If this all sounds Hitchcockian, well, congratulations, nerd, it is. The series of bluffs and double-bluffs Dr. Banks explores and the constant threat that he’s wrong and destroying himself to no purpose would be perfectly in place in Vertigo or North By Northwest. The swerve from gorgeous but narrow psychological exploration to throat-clenching crime thriller mirrors Rebecca. Limiting the audience to subjective and static camera perspectives to parcel out information in careful doses and allow for misdirection? Hiya, Rear Window. But while Side Effects is perhaps indebted, it never feels derivative. Soderbergh’s imprint is ever present.

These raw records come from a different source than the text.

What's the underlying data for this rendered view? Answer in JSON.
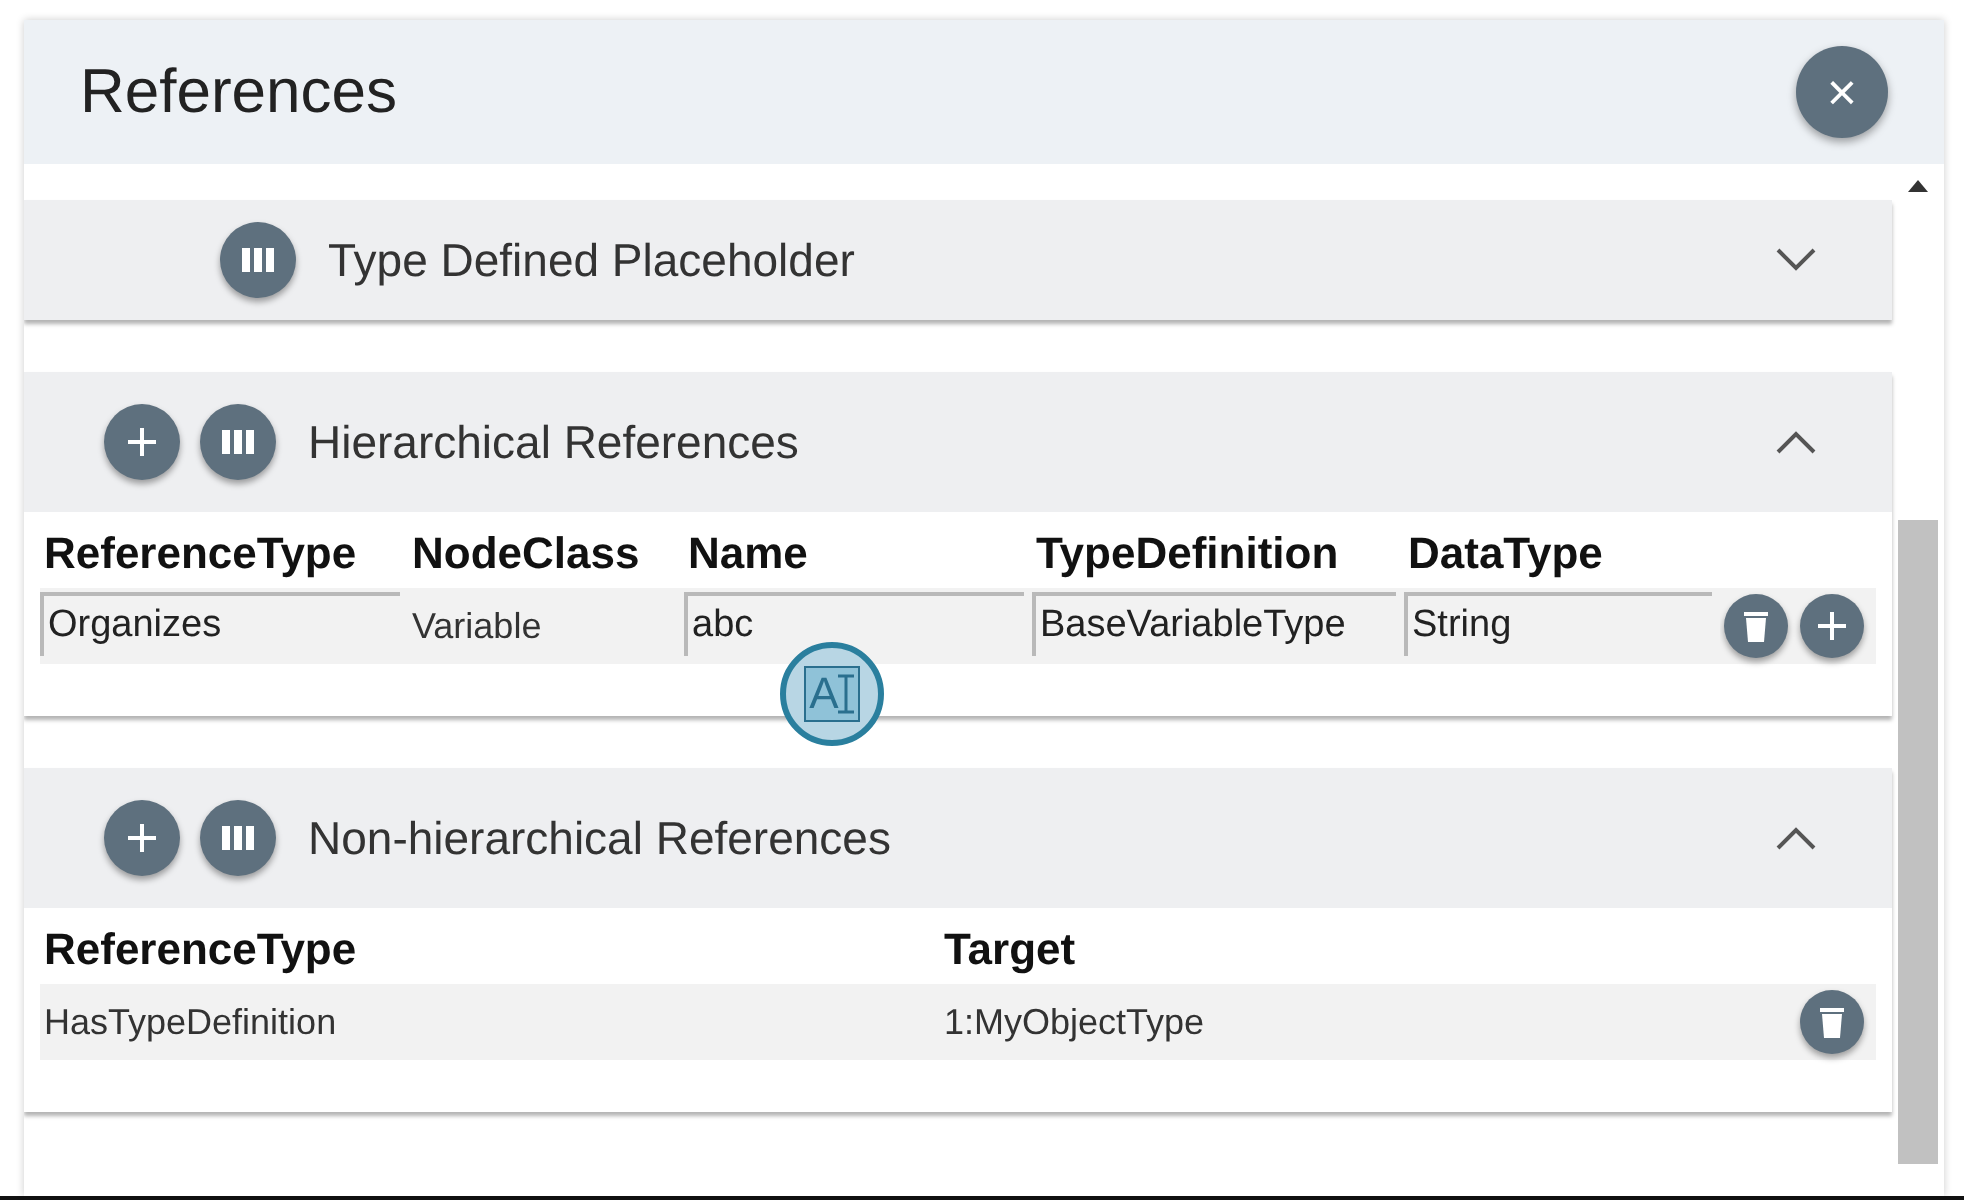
{
  "dialog": {
    "title": "References",
    "close_label": "×"
  },
  "sections": [
    {
      "title": "Type Defined Placeholder",
      "expanded": false,
      "can_add": false
    },
    {
      "title": "Hierarchical References",
      "expanded": true,
      "can_add": true,
      "columns": [
        "ReferenceType",
        "NodeClass",
        "Name",
        "TypeDefinition",
        "DataType"
      ],
      "rows": [
        {
          "cells": [
            {
              "kind": "field",
              "value": "Organizes"
            },
            {
              "kind": "text",
              "value": "Variable"
            },
            {
              "kind": "field",
              "value": "abc",
              "ime_badge": "A"
            },
            {
              "kind": "field",
              "value": "BaseVariableType"
            },
            {
              "kind": "field",
              "value": "String"
            }
          ],
          "can_add": true
        }
      ]
    },
    {
      "title": "Non-hierarchical References",
      "expanded": true,
      "can_add": true,
      "columns": [
        "ReferenceType",
        "Target"
      ],
      "rows": [
        {
          "cells": [
            {
              "kind": "text",
              "value": "HasTypeDefinition"
            },
            {
              "kind": "text",
              "value": "1:MyObjectType"
            }
          ],
          "can_add": false
        }
      ]
    }
  ]
}
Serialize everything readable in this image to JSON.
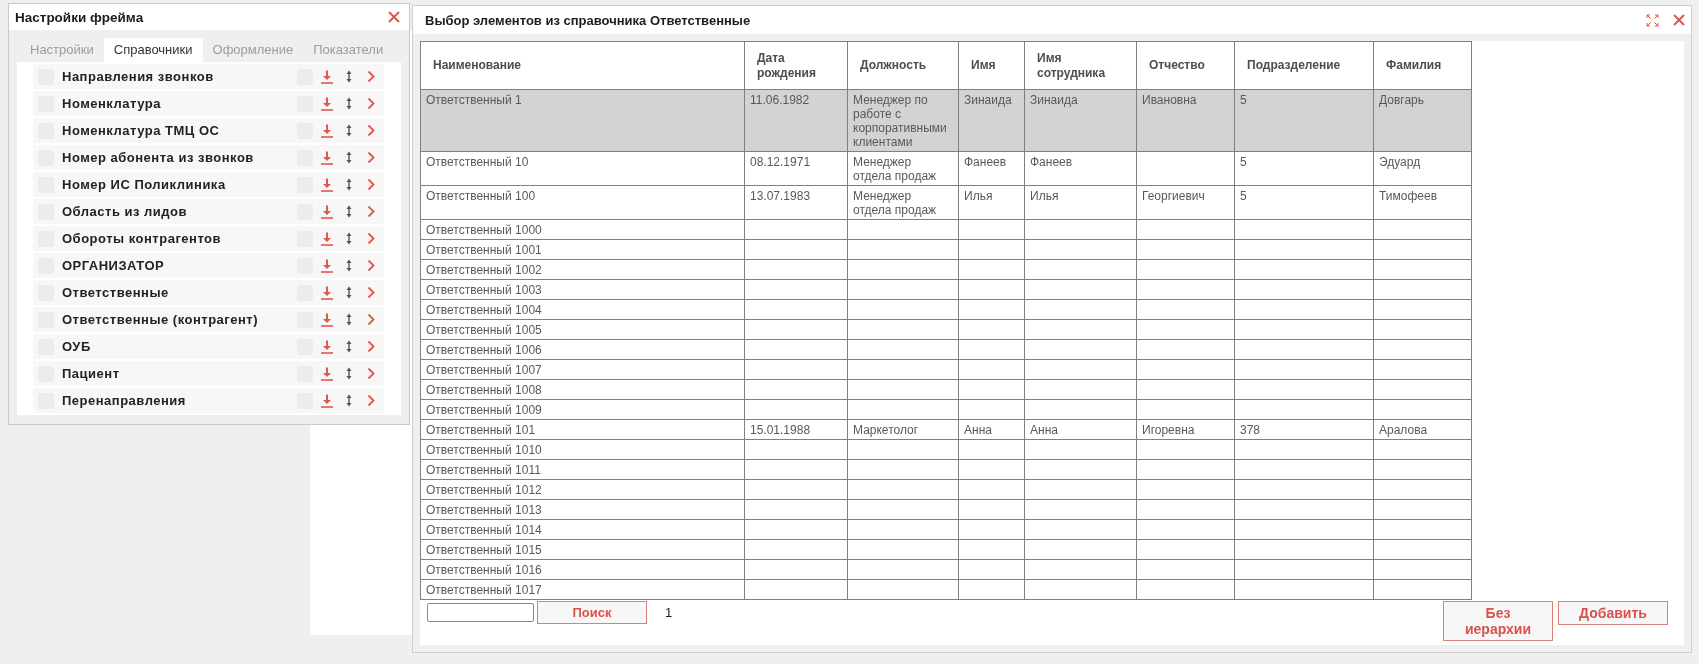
{
  "frame_settings": {
    "title": "Настройки фрейма",
    "tabs": [
      {
        "label": "Настройки",
        "selected": false
      },
      {
        "label": "Справочники",
        "selected": true
      },
      {
        "label": "Оформление",
        "selected": false
      },
      {
        "label": "Показатели",
        "selected": false
      }
    ],
    "catalogs": [
      {
        "name": "Направления звонков",
        "checked": false,
        "option_checked": false
      },
      {
        "name": "Номенклатура",
        "checked": false,
        "option_checked": false
      },
      {
        "name": "Номенклатура ТМЦ ОС",
        "checked": false,
        "option_checked": false
      },
      {
        "name": "Номер абонента из звонков",
        "checked": false,
        "option_checked": false
      },
      {
        "name": "Номер ИС Поликлиника",
        "checked": false,
        "option_checked": false
      },
      {
        "name": "Область из лидов",
        "checked": false,
        "option_checked": false
      },
      {
        "name": "Обороты контрагентов",
        "checked": false,
        "option_checked": false
      },
      {
        "name": "ОРГАНИЗАТОР",
        "checked": false,
        "option_checked": false
      },
      {
        "name": "Ответственные",
        "checked": false,
        "option_checked": false
      },
      {
        "name": "Ответственные (контрагент)",
        "checked": false,
        "option_checked": false
      },
      {
        "name": "ОУБ",
        "checked": false,
        "option_checked": false
      },
      {
        "name": "Пациент",
        "checked": false,
        "option_checked": false
      },
      {
        "name": "Перенаправления",
        "checked": false,
        "option_checked": false
      }
    ]
  },
  "selection_dialog": {
    "title": "Выбор элементов из справочника Ответственные",
    "table": {
      "columns": [
        "Наименование",
        "Дата рождения",
        "Должность",
        "Имя",
        "Имя сотрудника",
        "Отчество",
        "Подразделение",
        "Фамилия"
      ],
      "rows": [
        {
          "name": "Ответственный 1",
          "birth_date": "11.06.1982",
          "position": "Менеджер по работе с корпоративными клиентами",
          "first_name": "Зинаида",
          "employee_name": "Зинаида",
          "patronymic": "Ивановна",
          "department": "5",
          "last_name": "Довгарь",
          "selected": true
        },
        {
          "name": "Ответственный 10",
          "birth_date": "08.12.1971",
          "position": "Менеджер отдела продаж",
          "first_name": "Фанеев",
          "employee_name": "Фанеев",
          "department": "5",
          "last_name": "Эдуард",
          "selected": false
        },
        {
          "name": "Ответственный 100",
          "birth_date": "13.07.1983",
          "position": "Менеджер отдела продаж",
          "first_name": "Илья",
          "employee_name": "Илья",
          "patronymic": "Георгиевич",
          "department": "5",
          "last_name": "Тимофеев",
          "selected": false
        },
        {
          "name": "Ответственный 1000",
          "selected": false
        },
        {
          "name": "Ответственный 1001",
          "selected": false
        },
        {
          "name": "Ответственный 1002",
          "selected": false
        },
        {
          "name": "Ответственный 1003",
          "selected": false
        },
        {
          "name": "Ответственный 1004",
          "selected": false
        },
        {
          "name": "Ответственный 1005",
          "selected": false
        },
        {
          "name": "Ответственный 1006",
          "selected": false
        },
        {
          "name": "Ответственный 1007",
          "selected": false
        },
        {
          "name": "Ответственный 1008",
          "selected": false
        },
        {
          "name": "Ответственный 1009",
          "selected": false
        },
        {
          "name": "Ответственный 101",
          "birth_date": "15.01.1988",
          "position": "Маркетолог",
          "first_name": "Анна",
          "employee_name": "Анна",
          "patronymic": "Игоревна",
          "department": "378",
          "last_name": "Аралова",
          "selected": false
        },
        {
          "name": "Ответственный 1010",
          "selected": false
        },
        {
          "name": "Ответственный 1011",
          "selected": false
        },
        {
          "name": "Ответственный 1012",
          "selected": false
        },
        {
          "name": "Ответственный 1013",
          "selected": false
        },
        {
          "name": "Ответственный 1014",
          "selected": false
        },
        {
          "name": "Ответственный 1015",
          "selected": false
        },
        {
          "name": "Ответственный 1016",
          "selected": false
        },
        {
          "name": "Ответственный 1017",
          "selected": false
        }
      ]
    },
    "search_button": "Поиск",
    "page_number": "1",
    "buttons": [
      "Без иерархии",
      "Добавить"
    ]
  }
}
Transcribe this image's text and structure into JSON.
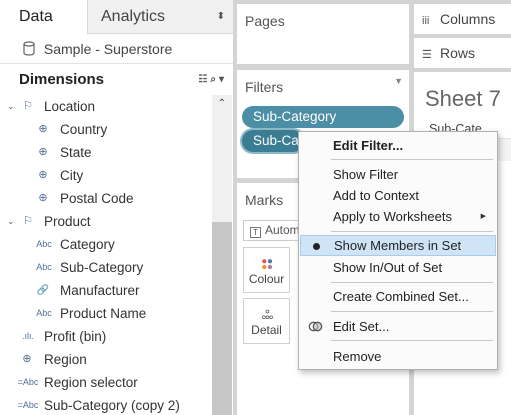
{
  "tabs": {
    "data": "Data",
    "analytics": "Analytics"
  },
  "datasource": {
    "name": "Sample - Superstore"
  },
  "dimensions": {
    "title": "Dimensions",
    "items": [
      {
        "label": "Location",
        "icon": "hierarchy-icon",
        "glyph": "⚐"
      },
      {
        "label": "Country",
        "icon": "globe-icon",
        "glyph": "⊕"
      },
      {
        "label": "State",
        "icon": "globe-icon",
        "glyph": "⊕"
      },
      {
        "label": "City",
        "icon": "globe-icon",
        "glyph": "⊕"
      },
      {
        "label": "Postal Code",
        "icon": "globe-icon",
        "glyph": "⊕"
      },
      {
        "label": "Product",
        "icon": "hierarchy-icon",
        "glyph": "⚐"
      },
      {
        "label": "Category",
        "icon": "string-icon",
        "glyph": "Abc"
      },
      {
        "label": "Sub-Category",
        "icon": "string-icon",
        "glyph": "Abc"
      },
      {
        "label": "Manufacturer",
        "icon": "group-icon",
        "glyph": "🔗"
      },
      {
        "label": "Product Name",
        "icon": "string-icon",
        "glyph": "Abc"
      },
      {
        "label": "Profit (bin)",
        "icon": "bin-icon",
        "glyph": ".ılı."
      },
      {
        "label": "Region",
        "icon": "globe-icon",
        "glyph": "⊕"
      },
      {
        "label": "Region selector",
        "icon": "calc-string-icon",
        "glyph": "=Abc"
      },
      {
        "label": "Sub-Category (copy 2)",
        "icon": "calc-string-icon",
        "glyph": "=Abc"
      }
    ]
  },
  "pages": {
    "title": "Pages"
  },
  "filters": {
    "title": "Filters",
    "pill1": "Sub-Category",
    "pill2": "Sub-Ca"
  },
  "marks": {
    "title": "Marks",
    "type": "Autom",
    "colour": "Colour",
    "detail": "Detail"
  },
  "shelves": {
    "columns": "Columns",
    "rows": "Rows"
  },
  "sheet": {
    "title": "Sheet 7",
    "subtitle": "Sub-Cate"
  },
  "menu": {
    "edit_filter": "Edit Filter...",
    "show_filter": "Show Filter",
    "add_to_context": "Add to Context",
    "apply_to_worksheets": "Apply to Worksheets",
    "show_members_in_set": "Show Members in Set",
    "show_in_out_of_set": "Show In/Out of Set",
    "create_combined_set": "Create Combined Set...",
    "edit_set": "Edit Set...",
    "remove": "Remove"
  },
  "colors": {
    "pill": "#4b8ea6",
    "pill_active": "#3b7d93",
    "menu_highlight": "#cfe4f7"
  }
}
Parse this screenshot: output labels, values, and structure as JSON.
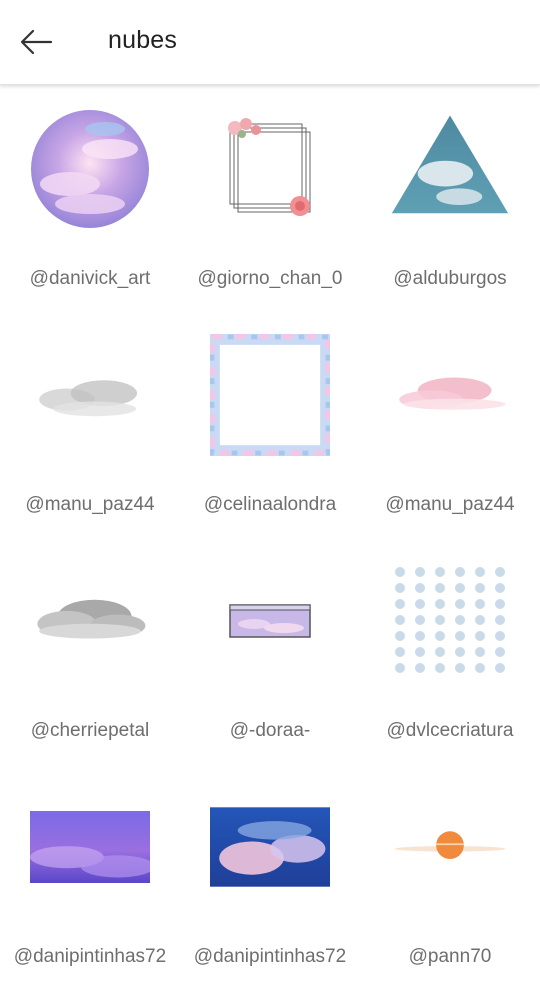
{
  "header": {
    "back_icon": "arrow-left-icon",
    "title": "nubes"
  },
  "grid": [
    [
      {
        "username": "@danivick_art",
        "image": "pastel-cloud-circle"
      },
      {
        "username": "@giorno_chan_0",
        "image": "rose-frame"
      },
      {
        "username": "@alduburgos",
        "image": "cloud-triangle"
      }
    ],
    [
      {
        "username": "@manu_paz44",
        "image": "grey-cloud"
      },
      {
        "username": "@celinaalondra",
        "image": "cloud-square-frame"
      },
      {
        "username": "@manu_paz44",
        "image": "pink-cloud"
      }
    ],
    [
      {
        "username": "@cherriepetal",
        "image": "grey-cloud-puff"
      },
      {
        "username": "@-doraa-",
        "image": "cloud-window"
      },
      {
        "username": "@dvlcecriatura",
        "image": "cloud-icon-pattern"
      }
    ],
    [
      {
        "username": "@danipintinhas72",
        "image": "purple-sea-of-clouds"
      },
      {
        "username": "@danipintinhas72",
        "image": "blue-pink-clouds"
      },
      {
        "username": "@pann70",
        "image": "sunset-sun"
      }
    ]
  ]
}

The excellent acting and careful control of color, framing, and music that’s characterized Soderbergh’s whole far-ranging career is on full display here. Mara, Tatum, Law, and Zeta Jones provide uniformly excellent work, though Scott Z. Burns’ script is so taut and perfect that it might have been hard for the ensemble to screw things up. The grays and blues and cool mid-morning light of the movie’s first third give way to clinical yellows and panicked, saturated reds as the story’s focus shifts from Emily to Dr. Banks. As Emily offers a happy recollection in therapy, an unshaded window behind her brightens half the frame and offers an escape from the series of interior, close, claustrophobic shots of her — but as the memory fades and her mood again darkens, the camera slowly pivots around her face, framing out the window and returning her to her dim enclosure. A simmering, jazzy, minor theme helps link and accelerate the various scenes of Dr. Banks’s lonesome investigation, and to contrast the latter two-thirds of the movie with its beginning. The final shot of the film recreates the opening pan and zoom in reverse, with a very different sort of residence serving as reference point. Side Effects makes a fitting hill for Soderbergh’s directing career to die on, and by being so representative of the allure of his best films, it makes the occasion of his retirement exactly as sad as it should be.